If the RSX follows the 6800 Ultra route, it will have 24 texture samplers,
but when in use they take up an ALU slot, making the PS3 GPU in practice
even less impressive. Even if it does manage to decouple texture fetching
from ALU co-issue, it won't have enough bandwidth to fetch the textures
anyways.
For shader operations per clock, Sony is most likely counting each pixel
pipe as four ALU operations (co-issued vector+scalar) and a texture
operation per pixel pipe and 4 scalar operations for each vector pipe, for a
total of 24 * (4 + 1) + (4*4) = 136 operations per cycle or 136 * 550 = 74.8
GOps per second.
http://majornelson.com/wp/images/moreimages/index.3.gif
Given the Xbox 360 GPU's multithreading and balanced design, you really
can't
compare the two systems in terms of shading operations per clock. However,
the Xbox 360's GPU can do 48 ALU operations (each can do a vector4 and
scalar op per clock), 16 texture fetches, 32 control flow operations, and 16
programmable vertex fetch operations with tessellation per clock for a total
of 48*2 + 16 + 32 + 16 = 160 operations per cycle or 160 * 500 = 80 GOps per
second.
Overall, the automatic shader load balancing, memory export features,
programmable vertex fetching, programmable triangle tesselator, full rate
texture fetching in the vertex shader, and other "well beyond shader model
3.0" features of the Xbox 360 GPU should also contribute to overall
rendering performance.
Bandwidth
The PS3 has 22.4 GB/s of GDDR3 bandwidth and 25.6 GB/s of RDRAM bandwidth
for a total system bandwidth of 48 GB/s.
The Xbox 360 has 22.4 GB/s of GDDR3 bandwidth and a 256 GB/s of EDRAM
bandwidth for a total of 278.4 GB/s total system bandwidth.

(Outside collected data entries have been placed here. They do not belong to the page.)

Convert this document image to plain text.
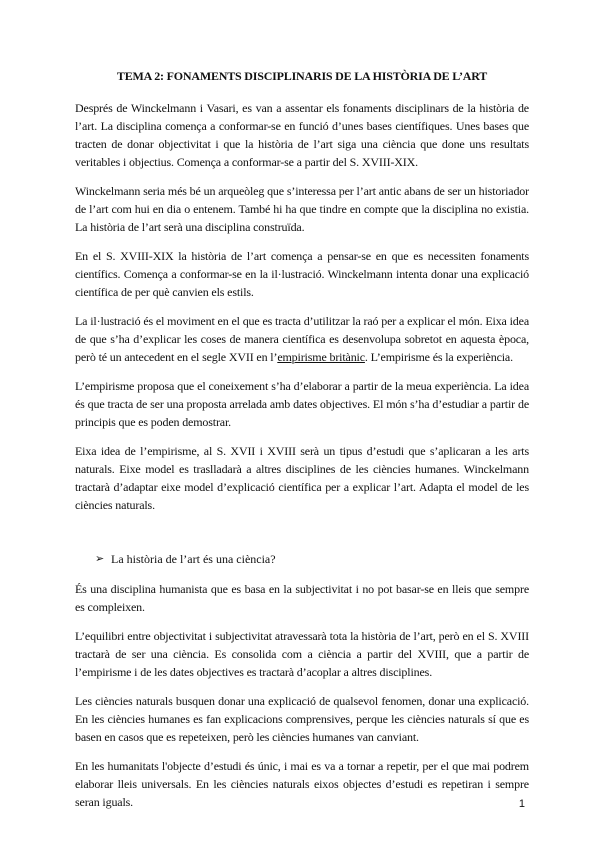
TEMA 2: FONAMENTS DISCIPLINARIS DE LA HISTÒRIA DE L’ART

Després de Winckelmann i Vasari, es van a assentar els fonaments disciplinars de la història de l’art. La disciplina comença a conformar-se en funció d’unes bases científiques. Unes bases que tracten de donar objectivitat i que la història de l’art siga una ciència que done uns resultats veritables i objectius. Comença a conformar-se a partir del S. XVIII-XIX.

Winckelmann seria més bé un arqueòleg que s’interessa per l’art antic abans de ser un historiador de l’art com hui en dia o entenem. També hi ha que tindre en compte que la disciplina no existia. La història de l’art serà una disciplina construïda.

En el S. XVIII-XIX la història de l’art comença a pensar-se en que es necessiten fonaments científics. Comença a conformar-se en la il·lustració. Winckelmann intenta donar una explicació científica de per què canvien els estils.

La il·lustració és el moviment en el que es tracta d’utilitzar la raó per a explicar el món. Eixa idea de que s’ha d’explicar les coses de manera científica es desenvolupa sobretot en aquesta època, però té un antecedent en el segle XVII en l’empirisme britànic. L’empirisme és la experiència.

L’empirisme proposa que el coneixement s’ha d’elaborar a partir de la meua experiència. La idea és que tracta de ser una proposta arrelada amb dates objectives. El món s’ha d’estudiar a partir de principis que es poden demostrar.

Eixa idea de l’empirisme, al S. XVII i XVIII serà un tipus d’estudi que s’aplicaran a les arts naturals. Eixe model es traslladarà a altres disciplines de les ciències humanes. Winckelmann tractarà d’adaptar eixe model d’explicació científica per a explicar l’art. Adapta el model de les ciències naturals.

➢ La història de l’art és una ciència?

És una disciplina humanista que es basa en la subjectivitat i no pot basar-se en lleis que sempre es compleixen.

L’equilibri entre objectivitat i subjectivitat atravessarà tota la història de l’art, però en el S. XVIII tractarà de ser una ciència. Es consolida com a ciència a partir del XVIII, que a partir de l’empirisme i de les dates objectives es tractarà d’acoplar a altres disciplines.

Les ciències naturals busquen donar una explicació de qualsevol fenomen, donar una explicació. En les ciències humanes es fan explicacions comprensives, perque les ciències naturals sí que es basen en casos que es repeteixen, però les ciències humanes van canviant.

En les humanitats l'objecte d’estudi és únic, i mai es va a tornar a repetir, per el que mai podrem elaborar lleis universals. En les ciències naturals eixos objectes d’estudi es repetiran i sempre seran iguals.	1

http://majornelson.com/wp/images/moreimages/index.4.gif
Why does the Xbox 360 have such an extreme amount of bandwidth? Even the
simplest calculations show that a large amount of bandwidth is consumed by
the frame buffer. For example, with simple color rendering and Z testing at
550 MHz the frame buffer alone requires 52.8 GB/s at 8 pixels per clock. The
PS3's memory bandwidth is insufficient to maintain its GPU's peak rendering
speed, even without texture and vertex fetches.

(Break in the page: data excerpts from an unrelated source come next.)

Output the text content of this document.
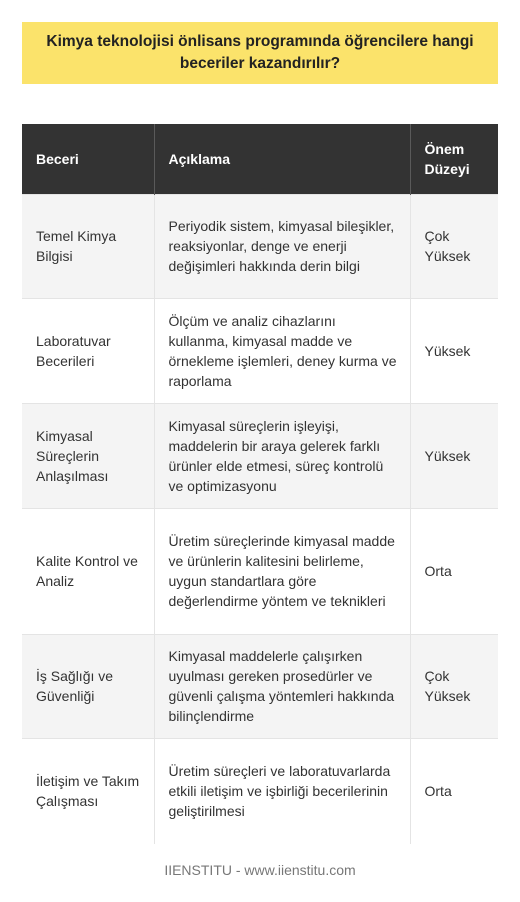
Kimya teknolojisi önlisans programında öğrencilere hangi beceriler kazandırılır?
Beceri	Açıklama	Önem Düzeyi
Temel Kimya Bilgisi	Periyodik sistem, kimyasal bileşikler, reaksiyonlar, denge ve enerji değişimleri hakkında derin bilgi	Çok Yüksek
Laboratuvar Becerileri	Ölçüm ve analiz cihazlarını kullanma, kimyasal madde ve örnekleme işlemleri, deney kurma ve raporlama	Yüksek
Kimyasal Süreçlerin Anlaşılması	Kimyasal süreçlerin işleyişi, maddelerin bir araya gelerek farklı ürünler elde etmesi, süreç kontrolü ve optimizasyonu	Yüksek
Kalite Kontrol ve Analiz	Üretim süreçlerinde kimyasal madde ve ürünlerin kalitesini belirleme, uygun standartlara göre değerlendirme yöntem ve teknikleri	Orta
İş Sağlığı ve Güvenliği	Kimyasal maddelerle çalışırken uyulması gereken prosedürler ve güvenli çalışma yöntemleri hakkında bilinçlendirme	Çok Yüksek
İletişim ve Takım Çalışması	Üretim süreçleri ve laboratuvarlarda etkili iletişim ve işbirliği becerilerinin geliştirilmesi	Orta
IIENSTITU - www.iienstitu.com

The PS3 uses Z and color compression to try to compensate for the lack of
memory bandwidth. The problem with Z and color compression is that the
compression breaks down quickly when rendering complex next-generation 3D
scenes.
HDR, alpha-blending, and anti-aliasing require even more memory bandwidth.
This is why Xbox 360 has 256 GB/s bandwidth reserved just for the frame
buffer. This allows the Xbox 360 GPU to do Z testing, HDR, and alpha blended
color rendering with 4X MSAA at full rate and still have the entire main bus
bandwidth of 22.4 GB/s left over for textures and vertices.
CONCLUSION
When you break down the numbers, Xbox 360 has provably more performance than
PS3. Keep in mind that Sony has a track record of over promising and under
delivering on technical performance. The truth is that both systems pack a
lot of power for high definition games and entertainment.
However, hardware performance, while important, is only a third of the
puzzle. Xbox 360 is a fusion of hardware, software and services. Without the
software and services to power it, even the most powerful hardware becomes
inconsequential. Xbox 360 games-by leveraging cutting-edge hardware,
software, and services-will outperform the PlayStation 3.